Bandagem ajustável do tronco pulmonar. IX: atividade da G6PD do miocárdio de cabras adultas submetido ao treinamento ventricular

Renato Samy AssadI,IV; Leonardo Augusto MianaI,II,IV; Miriam Helena Fonseca-AlanizI,V; Maria Cristina Donadio AbduchI,VI; Gustavo José Justo da SilvaI,III,VII; Fernanda Santos de OliveiraI,VIII; Luiz Felipe Pinho MoreiraI,IV; José Eduardo KriegerI,IV

DOI: 10.5935/1678-9741.20130079

ABREVIAÇÕES E ACRÔNIMOS

ANOVA: Análise de variância

Ao: Aorta

ATP: Adenosina trifosfato

BTP: Bandagem do tronco pulmonar

COBEA: Colégio Brasileiro de Experimentação Animal

ECG: Eletrocardiograma

G6PD: Glicose 6-Fosfato Desidrogenase

IM: Intramuscular

IV: Intravenoso

NADPH: Fosfato de dinucleotídeo de nicotinamida e adenina

Pi: Peso inicial

Os: Peso seco

SIV: Septo interventricular

TCCGA: Transposição congenitamente corrigida das grandes artérias

TGA: Transposição simples das grandes artérias

TP: Tronco pulmonar

VD: Ventrículo direito

VE: Ventrículo esquerdo

INTRODUÇÃO

Pacientes adolescentes ou adultos, portadores de transposição congenitamente corrigida das grandes artérias (TCCGA) e aqueles com transposição simples das grandes artérias (TGA), submetidos à cirurgia de Senning ou Mustard, podem evoluir com disfunção do ventrículo direito (sistêmico) [1,2]. O treinamento do ventrículo subpulmonar para a correção anatômica, nesse universo de doentes, ainda apresenta resultados desapontadores. A hipertrofia induzida por sobrecarga pressórica aguda pode levar a focos de necrose celular no miocárdio hipertrofiado e a consequente disfunção ventricular tardia [3,4]. No momento atual, é essencial compreender os mecanismos moleculares envolvidos nesse processo de hipertrofia miocárdica do miocárdio maduro, induzida pela bandagem do tronco pulmonar (BTP), para se estabelecer protocolos de treinamento que levam a uma hipertrofia fisiológica "desejável".
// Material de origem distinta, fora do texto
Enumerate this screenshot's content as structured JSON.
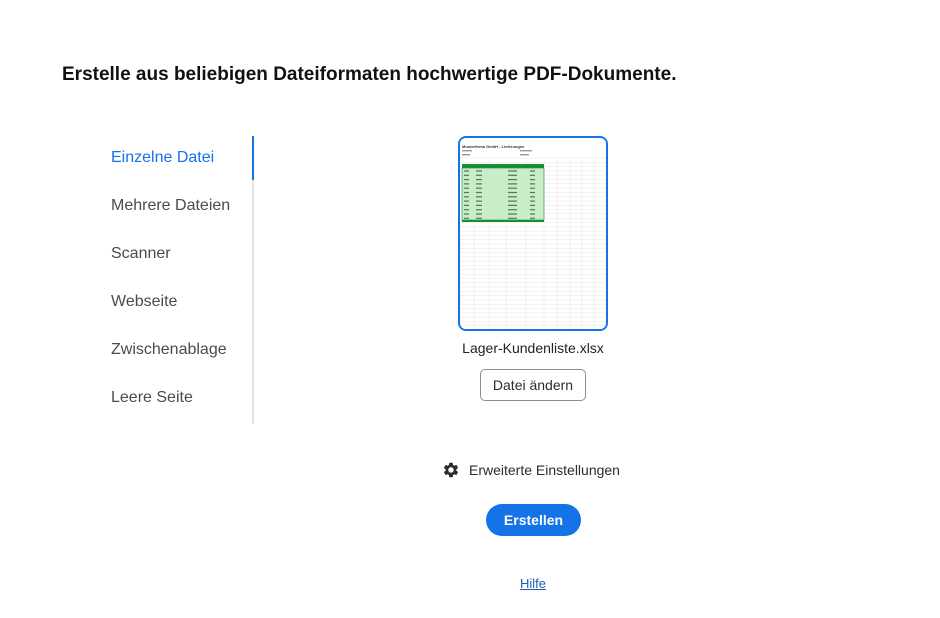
{
  "page": {
    "title": "Erstelle aus beliebigen Dateiformaten hochwertige PDF-Dokumente."
  },
  "sidebar": {
    "items": [
      {
        "label": "Einzelne Datei",
        "active": true
      },
      {
        "label": "Mehrere Dateien",
        "active": false
      },
      {
        "label": "Scanner",
        "active": false
      },
      {
        "label": "Webseite",
        "active": false
      },
      {
        "label": "Zwischenablage",
        "active": false
      },
      {
        "label": "Leere Seite",
        "active": false
      }
    ]
  },
  "file": {
    "name": "Lager-Kundenliste.xlsx",
    "change_label": "Datei ändern",
    "preview_title": "Musterfirma GmbH - Lieferungen"
  },
  "settings": {
    "label": "Erweiterte Einstellungen",
    "icon": "gear-icon"
  },
  "actions": {
    "create_label": "Erstellen",
    "help_label": "Hilfe"
  },
  "colors": {
    "accent": "#1473e6",
    "table_header": "#1d8a3a",
    "table_fill": "#c9ecc9"
  }
}
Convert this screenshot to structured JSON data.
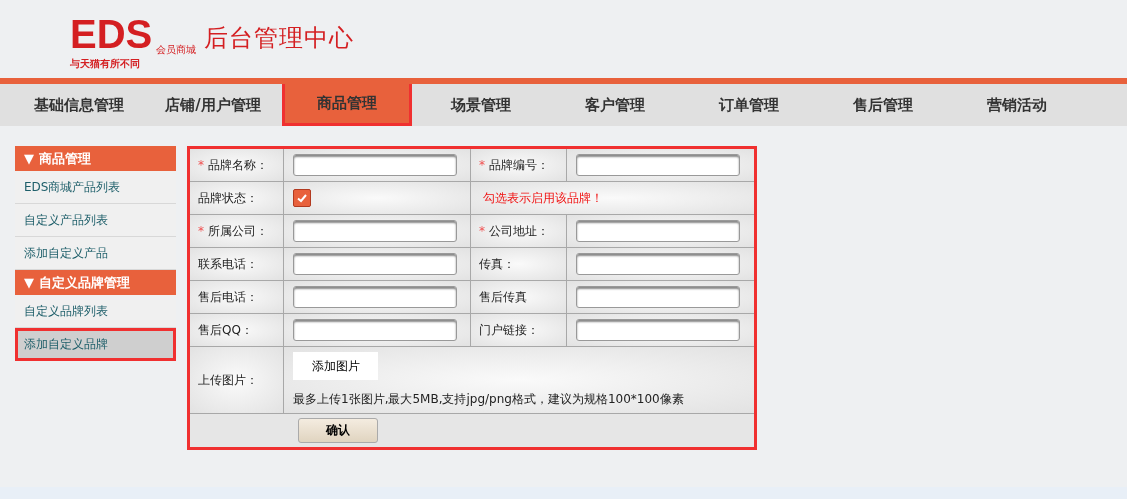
{
  "header": {
    "logo": {
      "mark": "EDS",
      "sub": "会员商城",
      "slogan": "与天猫有所不同"
    },
    "title": "后台管理中心"
  },
  "nav": [
    {
      "label": "基础信息管理",
      "selected": false
    },
    {
      "label": "店铺/用户管理",
      "selected": false
    },
    {
      "label": "商品管理",
      "selected": true
    },
    {
      "label": "场景管理",
      "selected": false
    },
    {
      "label": "客户管理",
      "selected": false
    },
    {
      "label": "订单管理",
      "selected": false
    },
    {
      "label": "售后管理",
      "selected": false
    },
    {
      "label": "营销活动",
      "selected": false
    }
  ],
  "sidebar": [
    {
      "title": "▼ 商品管理",
      "items": [
        {
          "label": "EDS商城产品列表",
          "selected": false
        },
        {
          "label": "自定义产品列表",
          "selected": false
        },
        {
          "label": "添加自定义产品",
          "selected": false
        }
      ]
    },
    {
      "title": "▼ 自定义品牌管理",
      "items": [
        {
          "label": "自定义品牌列表",
          "selected": false
        },
        {
          "label": "添加自定义品牌",
          "selected": true
        }
      ]
    }
  ],
  "form": {
    "rows": [
      {
        "kind": "pair",
        "fields": [
          {
            "label": "品牌名称：",
            "mark": "*"
          },
          {
            "label": "品牌编号：",
            "mark": "*"
          }
        ]
      },
      {
        "kind": "checkbox",
        "label": "品牌状态：",
        "checked": true,
        "hint": "勾选表示启用该品牌！"
      },
      {
        "kind": "pair",
        "fields": [
          {
            "label": "所属公司：",
            "mark": "*"
          },
          {
            "label": "公司地址：",
            "mark": "*"
          }
        ]
      },
      {
        "kind": "pair",
        "fields": [
          {
            "label": "联系电话："
          },
          {
            "label": "传真："
          }
        ]
      },
      {
        "kind": "pair",
        "fields": [
          {
            "label": "售后电话："
          },
          {
            "label": "售后传真"
          }
        ]
      },
      {
        "kind": "pair",
        "fields": [
          {
            "label": "售后QQ："
          },
          {
            "label": "门户链接："
          }
        ]
      },
      {
        "kind": "upload",
        "label": "上传图片：",
        "button": "添加图片",
        "note": "最多上传1张图片,最大5MB,支持jpg/png格式，建议为规格100*100像素"
      },
      {
        "kind": "submit",
        "button": "确认"
      }
    ]
  }
}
Em condições fisiológicas, os ácidos graxos participam como principal substrato de energia do miocárdio, especialmente os de cadeia longa [5]. A oxidação de ácidos graxos na mitocôndria representa aproximadamente 70% de toda a produção de adenosina trifosfato (ATP) no coração normal [6,7]. Por outro lado, vários estudos demonstraram que existe uma preferência alterada de substratos cardíacos no coração falido e no hipertrófico a favor da oxidação da glicose [8,9]. Contudo, a direção de mudança de substrato energético varia de acordo com a etiologia e gravidade da disfunção ventricular, sendo o grau de modulação metabólica um importante determinante de uma função adaptativa ou mal adaptativa, no contexto de estados que levem à hipertrofia patológica.
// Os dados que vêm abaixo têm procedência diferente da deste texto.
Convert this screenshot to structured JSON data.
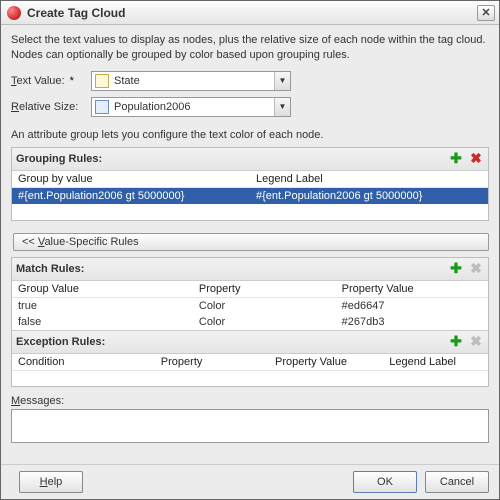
{
  "window": {
    "title": "Create Tag Cloud"
  },
  "intro": "Select the text values to display as nodes, plus the relative size of each node within the tag cloud. Nodes can optionally be grouped by color based upon grouping rules.",
  "form": {
    "text_value_label": "Text Value:",
    "text_value_required": "*",
    "text_value": "State",
    "relative_size_label": "Relative Size:",
    "relative_size": "Population2006"
  },
  "attr_note": "An attribute group lets you configure the text color of each node.",
  "grouping": {
    "title": "Grouping Rules:",
    "columns": {
      "group_by": "Group by value",
      "legend": "Legend Label"
    },
    "rows": [
      {
        "group_by": "#{ent.Population2006 gt 5000000}",
        "legend": "#{ent.Population2006 gt 5000000}"
      }
    ]
  },
  "value_specific_btn": "<< Value-Specific Rules",
  "match": {
    "title": "Match Rules:",
    "columns": {
      "gv": "Group Value",
      "prop": "Property",
      "pv": "Property Value"
    },
    "rows": [
      {
        "gv": "true",
        "prop": "Color",
        "pv": "#ed6647"
      },
      {
        "gv": "false",
        "prop": "Color",
        "pv": "#267db3"
      }
    ]
  },
  "exception": {
    "title": "Exception Rules:",
    "columns": {
      "cond": "Condition",
      "prop": "Property",
      "pv": "Property Value",
      "legend": "Legend Label"
    }
  },
  "messages_label": "Messages:",
  "buttons": {
    "help": "Help",
    "ok": "OK",
    "cancel": "Cancel"
  },
  "glyphs": {
    "close": "✕",
    "plus": "✚",
    "del": "✖",
    "arrow": "▼"
  }
}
A Glicose 6-Fosfato desidrogenase (G6PD) é a primeira e principal enzima da via das pentoses fosfato, que é uma via alternativa e independente da glicólise e que gera nicotinamida adenina dinucleotídeo fosfato (NADPH) e pentoses (ribose-5-fosfato). Ela catalisa a conversão de G6PD em 6-Fosfogluconolactona. As duas fases desse processo são a geração de NADPH e a síntese não-oxidativa de pentoses. Ela mantém o nível da coenzima NADPH, que, por sua vez, mantém o nível de glutationa reduzida, que protege as células da lesão oxidativa em condições normais. Portanto, a atividade da enzima G6PD aumenta quanto maior a necessidade de NADPH.
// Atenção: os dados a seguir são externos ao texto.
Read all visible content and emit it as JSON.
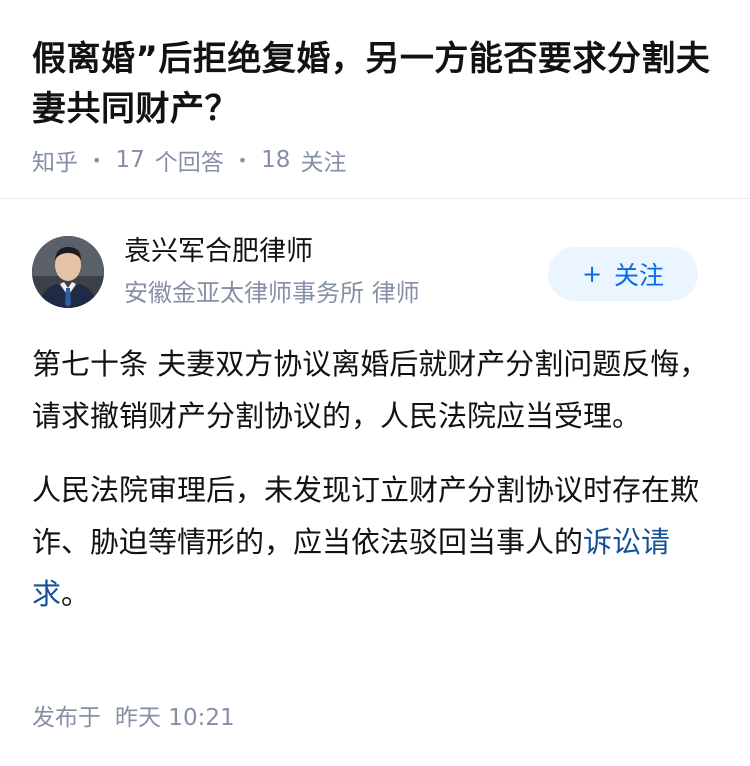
{
  "question": {
    "title": "假离婚”后拒绝复婚，另一方能否要求分割夫妻共同财产？",
    "source": "知乎",
    "answer_count": "17",
    "answer_unit": "个回答",
    "follow_count": "18",
    "follow_unit": "关注"
  },
  "author": {
    "name": "袁兴军合肥律师",
    "description": "安徽金亚太律师事务所 律师",
    "follow_label": "关注",
    "follow_plus": "+"
  },
  "answer": {
    "paragraph1": "第七十条 夫妻双方协议离婚后就财产分割问题反悔，请求撤销财产分割协议的，人民法院应当受理。",
    "paragraph2_text": "人民法院审理后，未发现订立财产分割协议时存在欺诈、胁迫等情形的，应当依法驳回当事人的",
    "paragraph2_link": "诉讼请求",
    "paragraph2_end": "。"
  },
  "published": {
    "label": "发布于",
    "time": "昨天 10:21"
  },
  "colors": {
    "meta": "#8590a6",
    "accent": "#056de8",
    "link": "#175199",
    "follow_bg": "#ebf5ff"
  }
}
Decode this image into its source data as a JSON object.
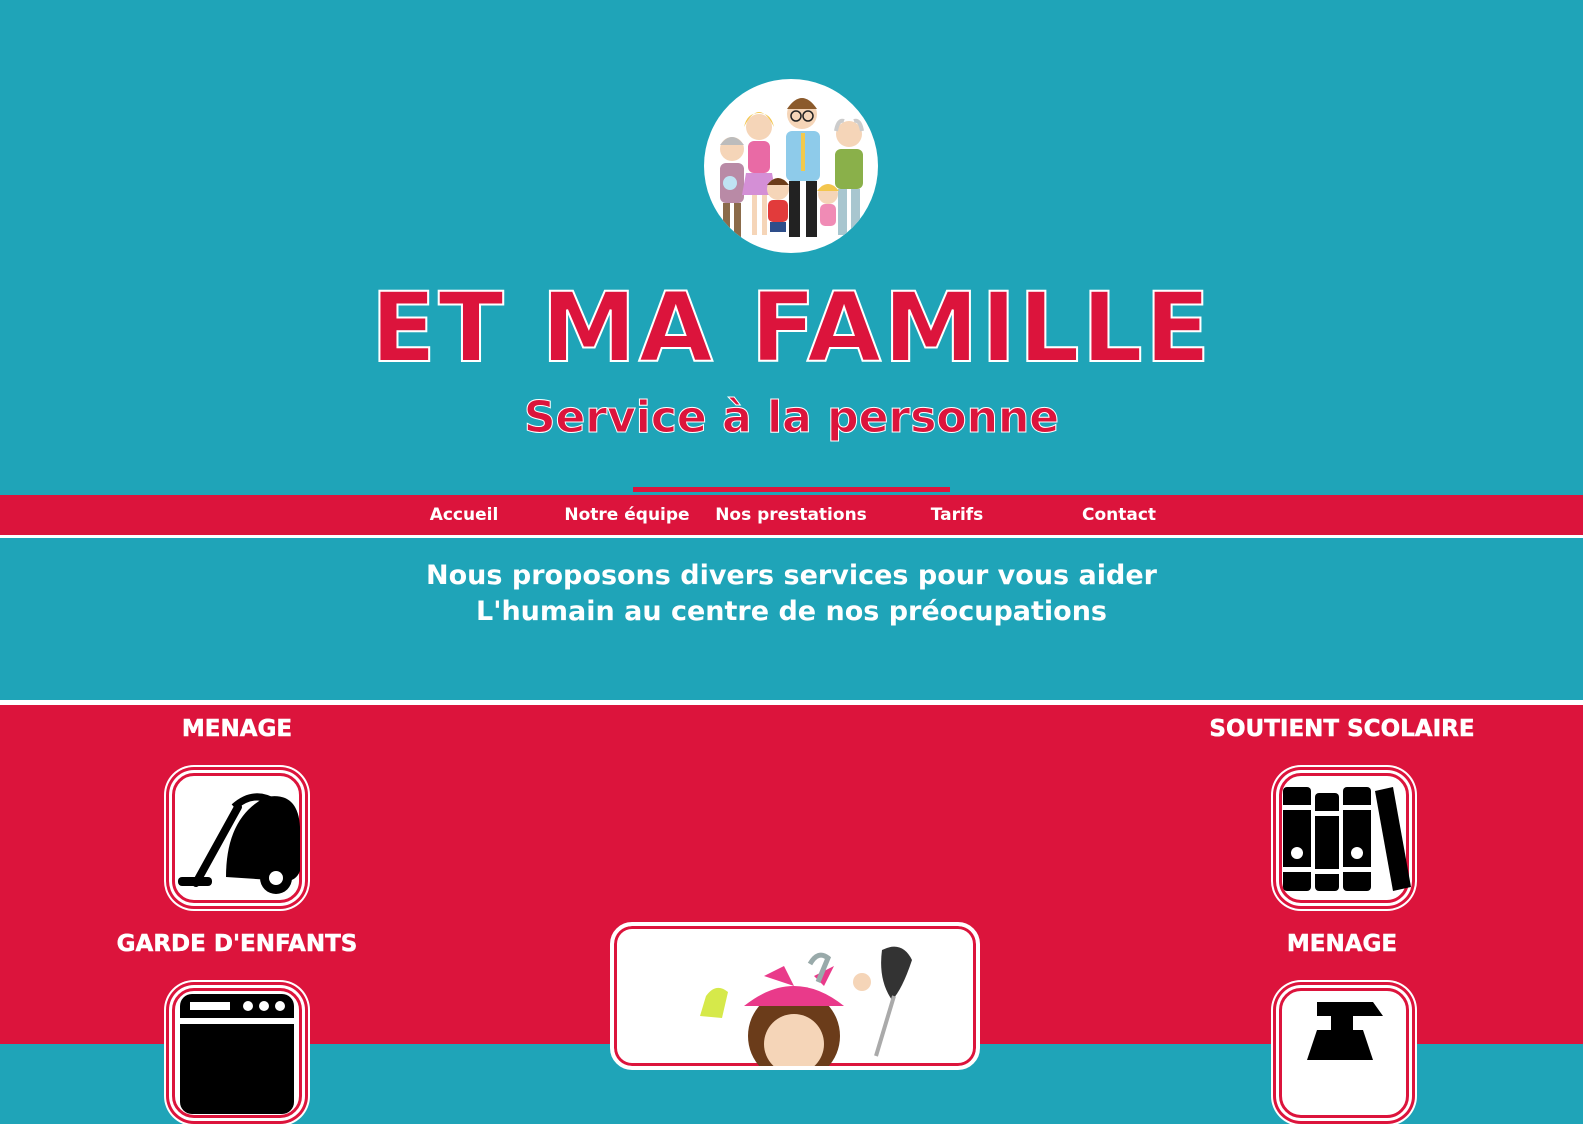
{
  "header": {
    "title": "ET MA FAMILLE",
    "subtitle": "Service à la personne",
    "logo_icon": "family-illustration-icon"
  },
  "nav": {
    "items": [
      {
        "label": "Accueil"
      },
      {
        "label": "Notre équipe"
      },
      {
        "label": "Nos prestations"
      },
      {
        "label": "Tarifs"
      },
      {
        "label": "Contact"
      }
    ],
    "active": "Nos prestations"
  },
  "intro": {
    "line1": "Nous proposons divers services pour vous aider",
    "line2": "L'humain au centre de nos préocupations"
  },
  "services": {
    "items": [
      {
        "title": "MENAGE",
        "icon": "vacuum-cleaner-icon"
      },
      {
        "title": "SOUTIENT SCOLAIRE",
        "icon": "books-icon"
      },
      {
        "title": "GARDE D'ENFANTS",
        "icon": "washing-machine-icon"
      },
      {
        "title": "MENAGE",
        "icon": "spray-bottle-icon"
      }
    ],
    "feature_icon": "cleaning-lady-illustration-icon"
  },
  "colors": {
    "teal": "#1fa4b8",
    "crimson": "#dc143c",
    "white": "#ffffff"
  }
}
Existem evidências de que a maior atividade da G6PD promove uma produção aumentada de radicais superóxidos e de estresse oxidativo em doenças como diabetes, insuficiência cardíaca e hipertensão. Estudos prévios do metabolismo energético da hipertrofia aguda do miocárdio de animais jovens demonstraram um aumento da atividade G6PD na sobrecarga sistólica contínua, associada à disfunção ventricular, quando comparada à sobrecarga intermitente [10].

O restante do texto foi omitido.